Despite a lingering sense of unease about Jed, I’m determined not to let fear paralyze me. I sent Christian a voice message about it all once I’d had a couple of days to recuperate first. He responded that he would see if he could get any information out of our mom without her finding out he had been in contact with me. I owe him a lot for keeping my location a secret from her. He didn’t have to get in the middle of all my shit, but he did. It makes me sad I haven’t seen him for so long, but I know how busy his life is. It was my choice to run and stay miles away, so I've never held anything against him.
With Arnie’s support, I've felt a massive weight lift from my shoulders over the situation. He pulls out a strength in me I didn’t know I had.
Just having him take over the stuff that had me in a chokehold made me feel lighter. Shouldn’t I want to be an adult and take care of my own mess?

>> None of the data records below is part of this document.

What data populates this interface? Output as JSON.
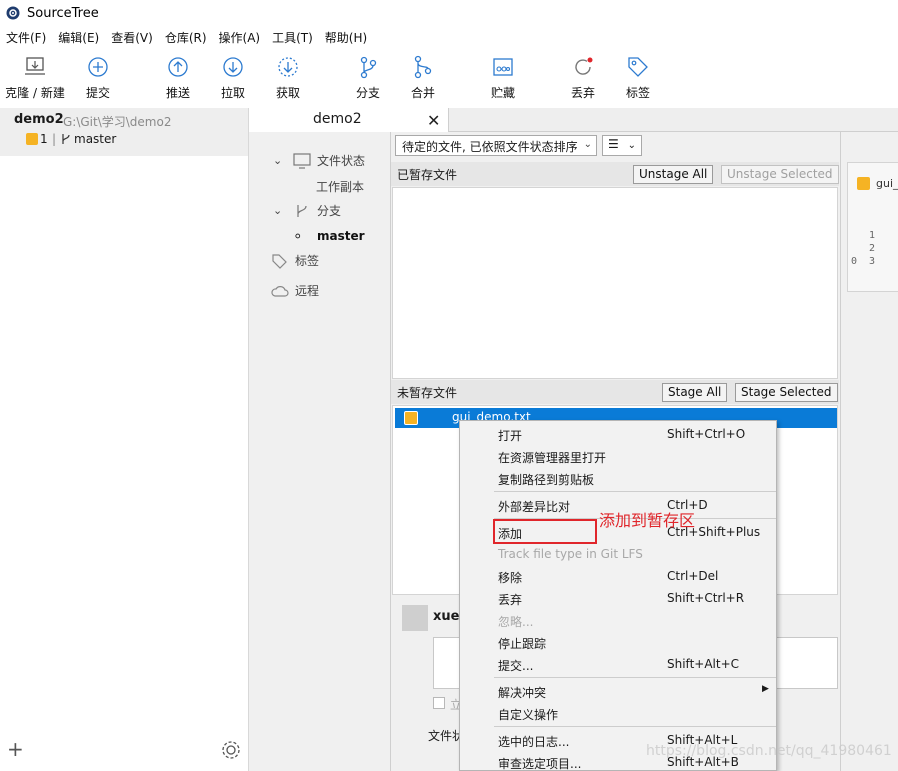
{
  "window": {
    "title": "SourceTree"
  },
  "menu": [
    "文件(F)",
    "编辑(E)",
    "查看(V)",
    "仓库(R)",
    "操作(A)",
    "工具(T)",
    "帮助(H)"
  ],
  "toolbar": {
    "clone": "克隆 / 新建",
    "commit": "提交",
    "push": "推送",
    "pull": "拉取",
    "fetch": "获取",
    "branch": "分支",
    "merge": "合并",
    "stash": "贮藏",
    "discard": "丢弃",
    "tag": "标签"
  },
  "repo": {
    "name": "demo2",
    "path": "G:\\Git\\学习\\demo2",
    "badge_count": "1",
    "separator": "|",
    "branch": "master"
  },
  "tab": {
    "label": "demo2",
    "close": "✕"
  },
  "sidebar": {
    "file_status": "文件状态",
    "working_copy": "工作副本",
    "branches": "分支",
    "current_branch": "master",
    "tags": "标签",
    "remotes": "远程"
  },
  "center": {
    "sort_dropdown": "待定的文件, 已依照文件状态排序",
    "view_button": "☰",
    "staged_label": "已暂存文件",
    "unstage_all": "Unstage All",
    "unstage_selected": "Unstage Selected",
    "unstaged_label": "未暂存文件",
    "stage_all": "Stage All",
    "stage_selected": "Stage Selected",
    "file_name": "gui_demo.txt"
  },
  "commit": {
    "user": "xue",
    "checkbox_label": "立",
    "files_label": "文件状"
  },
  "right_panel": {
    "file_name": "gui_",
    "lines": [
      "   1",
      "   2",
      "0  3"
    ]
  },
  "context_menu": {
    "items": [
      {
        "label": "打开",
        "shortcut": "Shift+Ctrl+O"
      },
      {
        "label": "在资源管理器里打开",
        "shortcut": ""
      },
      {
        "label": "复制路径到剪贴板",
        "shortcut": ""
      },
      {
        "label": "外部差异比对",
        "shortcut": "Ctrl+D"
      },
      {
        "label": "添加",
        "shortcut": "Ctrl+Shift+Plus"
      },
      {
        "label": "Track file type in Git LFS",
        "shortcut": ""
      },
      {
        "label": "移除",
        "shortcut": "Ctrl+Del"
      },
      {
        "label": "丢弃",
        "shortcut": "Shift+Ctrl+R"
      },
      {
        "label": "忽略...",
        "shortcut": ""
      },
      {
        "label": "停止跟踪",
        "shortcut": ""
      },
      {
        "label": "提交...",
        "shortcut": "Shift+Alt+C"
      },
      {
        "label": "解决冲突",
        "shortcut": ""
      },
      {
        "label": "自定义操作",
        "shortcut": ""
      },
      {
        "label": "选中的日志...",
        "shortcut": "Shift+Alt+L"
      },
      {
        "label": "审查选定项目...",
        "shortcut": "Shift+Alt+B"
      }
    ]
  },
  "annotation": "添加到暂存区",
  "watermark": "https://blog.csdn.net/qq_41980461",
  "colors": {
    "selection": "#0a7bd7",
    "badge": "#f5b324",
    "annotation": "#e0262b"
  }
}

I didn’t want him thinking I was taking advantage of his kindness since I barely fought him on it when he offered to do it all. But Arnie just makes me feel safe and cared for. It’s his fault for making me like this, and I’ll tell him that to his face if he ever brings it up.
I hop off the bus with a renewed spring in my step from thinking of all the ways Arnie has helped me this past month.
I've decided to get to Cheeks a few hours before opening to chat with the dancers. They go early and bring snacks or games. I’m usually running late or avoiding them. So they don’t find out how pathetic I am in the real world beyond the pole.
But Arnie was right. I’ve been here three years, and I need to open myself up to friendships and new things if I ever want to be the best version of myself.